In het decembernummer plaatst Joost Zaat het proefschrift van De Lege – Medische consumptie in de huisartspraktijk op Urk – ‘in de traditie van huisartsen die hun werk zeer nauwgezet vastleggen’. Daarbij verwijst hij dan naar ‘Buma, Deen (bedoeld zal zijn: Van Deen – EH) en Oliemans’. Hier wordt toch wel erg slordig omgesprongen met de geschiedenis. Op zichzelf is het juist dat Oliemans zijn werk zeer nauwgezet vastlegde, maar hij deed dat in het kader van een door het NHG geïnitieerd, landelijk morbiditeitsonderzoek. Dat onderzoek bestond uit twee delen:
- Het Intermitterend Morbiditeits Onderzoek (IMO). Hieraan werd deelgenomen door 54 praktijken (56 huisartsen), verspreid over heel Nederland. Deze registratie kan worden beschouwd als een voorloper van de Nationale Studies van het NIVEL.
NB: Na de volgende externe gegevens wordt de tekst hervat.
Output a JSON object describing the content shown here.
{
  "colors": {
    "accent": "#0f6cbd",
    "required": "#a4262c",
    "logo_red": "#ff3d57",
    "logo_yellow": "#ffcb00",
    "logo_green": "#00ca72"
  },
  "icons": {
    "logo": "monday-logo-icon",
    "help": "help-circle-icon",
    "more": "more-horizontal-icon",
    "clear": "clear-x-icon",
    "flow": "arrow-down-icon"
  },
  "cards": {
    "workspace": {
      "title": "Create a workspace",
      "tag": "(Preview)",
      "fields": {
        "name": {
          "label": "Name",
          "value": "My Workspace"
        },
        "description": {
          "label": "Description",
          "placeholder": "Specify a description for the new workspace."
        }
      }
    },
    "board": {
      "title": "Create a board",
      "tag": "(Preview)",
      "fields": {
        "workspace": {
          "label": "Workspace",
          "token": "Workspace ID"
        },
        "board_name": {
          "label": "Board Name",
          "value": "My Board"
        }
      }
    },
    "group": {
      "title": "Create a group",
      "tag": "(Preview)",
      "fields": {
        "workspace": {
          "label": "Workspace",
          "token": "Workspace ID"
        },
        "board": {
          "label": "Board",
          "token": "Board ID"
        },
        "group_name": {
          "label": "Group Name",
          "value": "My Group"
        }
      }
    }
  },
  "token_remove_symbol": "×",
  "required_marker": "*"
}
- Een Continue Morbiditeits Registratie (CMR) in vier praktijken (vijf huisartsen). Op deze registratie is de Nijmeegse Continue Morbiditeitsregistratie van Huygen geënt.
Als De Lege al in een traditie moet worden geplaatst, denk ik eerder aan de Morbiditeitsanalyse-1972 door de groepspraktijk Ommoord en in wat mindere mate aan het Monitoringproject, beide geëntameerd door Lamberts.
Reacties
Er zijn nog geen reacties.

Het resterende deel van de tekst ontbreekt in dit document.